There are a number of different ‘experiments with kids’ books around. Pinterest is also full of ideas. I personally find them so overwhelming. Not only do I rarely have everything I need around the house, but where do you start? Do you just do the experiment? Or do you do it as part of a greater project? That depends on you and the age of your child, obviously, but I have found this 365 Awesome Science Experiments binder really useful. (Find it in the UK here* and the US here*)
We bought it for our 6 year old for Christmas and it’s full of practical science with stuff from around the house in many instances. The last one we did included a coat hanger, balloon, string, and so on. We don’t do one a day, but dip in and out as interest hits. The ‘categories’ are Astronomy, Biology, Chemistry, Geology and Geography, Physics and Weather and stretch from KS1 to whenever, since you can take the ‘why’ as deep as you like. Used alongside Google (for explanations and reasons) it’s a fantastic resource for anyone who doesn’t want to spend hours on Pinterest for each experiment you do.
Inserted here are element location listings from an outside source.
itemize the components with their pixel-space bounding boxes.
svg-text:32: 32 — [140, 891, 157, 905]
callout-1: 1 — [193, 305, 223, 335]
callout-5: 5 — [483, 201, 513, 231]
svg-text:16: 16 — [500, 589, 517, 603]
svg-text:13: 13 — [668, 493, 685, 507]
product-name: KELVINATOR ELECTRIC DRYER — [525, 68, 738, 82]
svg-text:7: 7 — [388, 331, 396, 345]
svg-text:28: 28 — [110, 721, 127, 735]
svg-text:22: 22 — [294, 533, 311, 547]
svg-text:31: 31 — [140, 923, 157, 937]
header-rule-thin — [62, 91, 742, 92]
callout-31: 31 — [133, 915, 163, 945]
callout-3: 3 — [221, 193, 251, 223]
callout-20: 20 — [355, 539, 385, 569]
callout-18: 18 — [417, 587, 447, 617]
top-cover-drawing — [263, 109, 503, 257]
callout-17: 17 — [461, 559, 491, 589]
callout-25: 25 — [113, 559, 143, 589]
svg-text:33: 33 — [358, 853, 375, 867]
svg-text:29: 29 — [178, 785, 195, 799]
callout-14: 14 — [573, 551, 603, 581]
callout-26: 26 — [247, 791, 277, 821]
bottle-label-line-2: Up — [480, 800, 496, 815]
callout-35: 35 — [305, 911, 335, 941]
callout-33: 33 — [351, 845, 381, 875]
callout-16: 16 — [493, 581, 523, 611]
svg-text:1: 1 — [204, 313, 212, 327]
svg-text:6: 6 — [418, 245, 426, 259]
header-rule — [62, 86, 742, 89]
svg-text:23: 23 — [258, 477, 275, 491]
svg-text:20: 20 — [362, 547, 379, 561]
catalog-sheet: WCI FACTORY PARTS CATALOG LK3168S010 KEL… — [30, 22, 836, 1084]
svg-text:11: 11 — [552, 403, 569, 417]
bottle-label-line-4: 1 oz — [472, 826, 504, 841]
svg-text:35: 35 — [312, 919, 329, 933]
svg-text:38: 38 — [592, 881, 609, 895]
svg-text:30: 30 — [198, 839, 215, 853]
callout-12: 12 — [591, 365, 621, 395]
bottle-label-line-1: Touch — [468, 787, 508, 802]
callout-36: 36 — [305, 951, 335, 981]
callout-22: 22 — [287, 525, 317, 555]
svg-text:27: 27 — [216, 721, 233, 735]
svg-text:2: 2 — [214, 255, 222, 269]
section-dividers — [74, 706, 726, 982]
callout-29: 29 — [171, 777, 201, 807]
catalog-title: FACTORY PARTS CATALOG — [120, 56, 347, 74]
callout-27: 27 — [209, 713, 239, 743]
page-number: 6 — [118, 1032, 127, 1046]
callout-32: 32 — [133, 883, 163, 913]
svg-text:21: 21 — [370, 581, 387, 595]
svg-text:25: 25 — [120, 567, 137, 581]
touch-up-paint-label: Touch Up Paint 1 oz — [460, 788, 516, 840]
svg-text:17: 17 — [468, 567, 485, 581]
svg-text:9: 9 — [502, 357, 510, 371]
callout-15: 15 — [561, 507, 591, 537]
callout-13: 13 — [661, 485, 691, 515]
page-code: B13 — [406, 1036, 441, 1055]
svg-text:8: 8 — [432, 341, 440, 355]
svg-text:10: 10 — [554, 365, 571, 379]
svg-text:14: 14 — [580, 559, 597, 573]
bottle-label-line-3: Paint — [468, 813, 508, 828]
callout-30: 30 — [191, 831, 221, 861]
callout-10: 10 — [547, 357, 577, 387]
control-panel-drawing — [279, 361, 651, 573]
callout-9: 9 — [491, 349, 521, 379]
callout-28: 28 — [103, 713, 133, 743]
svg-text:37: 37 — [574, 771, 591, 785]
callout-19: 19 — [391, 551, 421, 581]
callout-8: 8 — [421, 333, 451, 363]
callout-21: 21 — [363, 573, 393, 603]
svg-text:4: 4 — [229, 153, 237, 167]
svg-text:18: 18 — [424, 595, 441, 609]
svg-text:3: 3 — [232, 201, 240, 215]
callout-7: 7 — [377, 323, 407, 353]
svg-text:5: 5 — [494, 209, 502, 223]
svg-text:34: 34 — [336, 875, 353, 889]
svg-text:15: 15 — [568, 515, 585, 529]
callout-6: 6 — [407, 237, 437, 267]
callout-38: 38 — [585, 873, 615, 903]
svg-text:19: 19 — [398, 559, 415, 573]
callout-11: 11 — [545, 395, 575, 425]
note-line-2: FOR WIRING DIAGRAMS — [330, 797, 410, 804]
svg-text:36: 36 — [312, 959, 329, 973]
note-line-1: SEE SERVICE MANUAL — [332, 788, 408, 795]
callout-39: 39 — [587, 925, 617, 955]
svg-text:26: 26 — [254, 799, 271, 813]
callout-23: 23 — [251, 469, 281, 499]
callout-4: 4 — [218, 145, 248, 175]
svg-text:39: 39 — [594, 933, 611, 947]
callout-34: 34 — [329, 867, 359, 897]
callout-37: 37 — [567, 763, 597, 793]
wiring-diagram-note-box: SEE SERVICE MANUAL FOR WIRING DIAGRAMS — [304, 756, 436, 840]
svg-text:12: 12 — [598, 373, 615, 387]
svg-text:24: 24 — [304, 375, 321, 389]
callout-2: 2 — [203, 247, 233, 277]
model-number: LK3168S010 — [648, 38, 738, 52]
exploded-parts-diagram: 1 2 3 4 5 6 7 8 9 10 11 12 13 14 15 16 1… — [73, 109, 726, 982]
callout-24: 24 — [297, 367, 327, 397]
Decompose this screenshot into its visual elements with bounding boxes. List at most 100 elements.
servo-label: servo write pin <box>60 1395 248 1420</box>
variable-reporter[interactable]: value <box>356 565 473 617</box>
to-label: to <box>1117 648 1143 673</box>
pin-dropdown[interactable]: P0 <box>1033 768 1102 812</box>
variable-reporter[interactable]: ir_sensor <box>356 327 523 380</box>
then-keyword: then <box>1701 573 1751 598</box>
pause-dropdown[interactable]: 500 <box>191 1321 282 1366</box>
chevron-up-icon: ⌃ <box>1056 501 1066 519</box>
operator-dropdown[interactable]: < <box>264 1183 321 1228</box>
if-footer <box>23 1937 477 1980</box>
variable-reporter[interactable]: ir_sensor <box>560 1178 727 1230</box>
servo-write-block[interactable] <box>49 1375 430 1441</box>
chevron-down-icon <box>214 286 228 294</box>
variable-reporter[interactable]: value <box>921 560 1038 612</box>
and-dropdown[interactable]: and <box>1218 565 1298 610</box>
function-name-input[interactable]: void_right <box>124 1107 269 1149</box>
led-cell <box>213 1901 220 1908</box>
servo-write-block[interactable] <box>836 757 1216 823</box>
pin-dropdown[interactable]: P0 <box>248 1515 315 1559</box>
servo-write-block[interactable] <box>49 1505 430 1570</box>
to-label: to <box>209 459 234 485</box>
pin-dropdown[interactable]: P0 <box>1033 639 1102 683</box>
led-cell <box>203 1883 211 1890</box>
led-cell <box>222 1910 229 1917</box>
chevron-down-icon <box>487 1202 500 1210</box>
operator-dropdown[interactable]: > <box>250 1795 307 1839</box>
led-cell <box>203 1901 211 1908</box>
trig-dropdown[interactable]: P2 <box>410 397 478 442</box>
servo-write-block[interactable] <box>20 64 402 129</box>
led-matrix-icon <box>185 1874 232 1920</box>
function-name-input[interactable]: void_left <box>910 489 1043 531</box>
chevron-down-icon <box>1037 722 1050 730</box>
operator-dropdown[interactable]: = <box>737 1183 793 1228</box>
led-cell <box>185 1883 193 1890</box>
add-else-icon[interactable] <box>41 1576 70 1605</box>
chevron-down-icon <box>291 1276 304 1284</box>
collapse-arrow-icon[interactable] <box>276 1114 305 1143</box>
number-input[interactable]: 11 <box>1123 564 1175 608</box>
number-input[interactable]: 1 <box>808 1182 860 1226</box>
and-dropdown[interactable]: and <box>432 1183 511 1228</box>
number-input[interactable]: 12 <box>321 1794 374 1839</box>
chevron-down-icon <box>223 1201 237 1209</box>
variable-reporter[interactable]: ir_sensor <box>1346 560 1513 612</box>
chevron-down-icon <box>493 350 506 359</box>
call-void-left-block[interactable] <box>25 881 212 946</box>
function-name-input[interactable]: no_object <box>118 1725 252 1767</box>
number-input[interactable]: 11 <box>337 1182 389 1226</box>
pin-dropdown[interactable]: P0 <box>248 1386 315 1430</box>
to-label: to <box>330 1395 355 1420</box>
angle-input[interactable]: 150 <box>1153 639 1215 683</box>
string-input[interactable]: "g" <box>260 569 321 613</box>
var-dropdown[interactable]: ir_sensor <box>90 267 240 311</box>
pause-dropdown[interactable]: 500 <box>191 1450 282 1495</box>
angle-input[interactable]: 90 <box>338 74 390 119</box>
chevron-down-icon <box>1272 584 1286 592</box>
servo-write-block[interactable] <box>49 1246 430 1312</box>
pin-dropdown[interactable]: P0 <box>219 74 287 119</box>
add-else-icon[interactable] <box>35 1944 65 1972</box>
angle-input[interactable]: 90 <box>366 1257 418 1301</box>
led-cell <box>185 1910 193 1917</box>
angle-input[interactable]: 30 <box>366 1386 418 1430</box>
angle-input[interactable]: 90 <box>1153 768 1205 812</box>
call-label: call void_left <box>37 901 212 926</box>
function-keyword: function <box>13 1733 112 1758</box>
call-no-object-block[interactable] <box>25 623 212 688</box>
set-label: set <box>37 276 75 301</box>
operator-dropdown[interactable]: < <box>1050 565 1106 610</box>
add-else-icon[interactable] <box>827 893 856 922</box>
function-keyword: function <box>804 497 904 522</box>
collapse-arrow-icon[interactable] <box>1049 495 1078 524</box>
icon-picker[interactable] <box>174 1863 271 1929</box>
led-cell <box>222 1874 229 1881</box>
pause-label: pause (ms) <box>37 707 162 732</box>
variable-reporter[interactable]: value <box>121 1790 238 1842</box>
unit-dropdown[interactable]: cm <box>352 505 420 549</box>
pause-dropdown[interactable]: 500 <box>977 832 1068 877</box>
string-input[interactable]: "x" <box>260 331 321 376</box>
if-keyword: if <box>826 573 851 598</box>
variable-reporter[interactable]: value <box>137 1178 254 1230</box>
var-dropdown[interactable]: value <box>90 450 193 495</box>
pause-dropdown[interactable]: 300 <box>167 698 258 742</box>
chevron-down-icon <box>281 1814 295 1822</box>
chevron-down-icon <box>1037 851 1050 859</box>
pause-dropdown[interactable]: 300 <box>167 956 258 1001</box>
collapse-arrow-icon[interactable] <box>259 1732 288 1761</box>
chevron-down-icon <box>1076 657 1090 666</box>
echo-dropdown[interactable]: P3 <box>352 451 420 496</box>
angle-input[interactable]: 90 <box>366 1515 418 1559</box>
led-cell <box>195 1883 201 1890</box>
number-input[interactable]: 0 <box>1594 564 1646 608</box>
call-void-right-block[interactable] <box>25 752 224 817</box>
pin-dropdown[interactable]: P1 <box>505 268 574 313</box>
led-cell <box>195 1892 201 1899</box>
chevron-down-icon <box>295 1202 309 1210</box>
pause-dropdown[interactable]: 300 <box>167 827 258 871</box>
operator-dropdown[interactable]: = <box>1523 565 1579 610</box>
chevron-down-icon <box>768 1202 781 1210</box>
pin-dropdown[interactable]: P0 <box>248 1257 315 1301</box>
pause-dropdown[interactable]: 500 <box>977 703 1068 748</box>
This week we were in Waitrose where they had a balloon display. There were 10 air filled balloons weighing down one helium filled balloon (maybe there was something else weighing it down too, but we couldn’t see it!) Ameli started telling me why the helium balloons weren’t floating away – because air is heavier than helium, as proven by our experiment last week! I was SO impressed that she not only remembered, but could draw on the experiment for a real life example. So impressed.
We currently receive Eco Kids Planet Magazine, Okido Magazine and Andy’s Amazing Adventures. I’ve recently also found a new one I haven’t had a chance to order just yet, called Whizz Pop Bang. Each of these magazines deals with a different aspect of science so getting the kids involved and learning in an informal way is not only fun and entertaining, but so empowering too.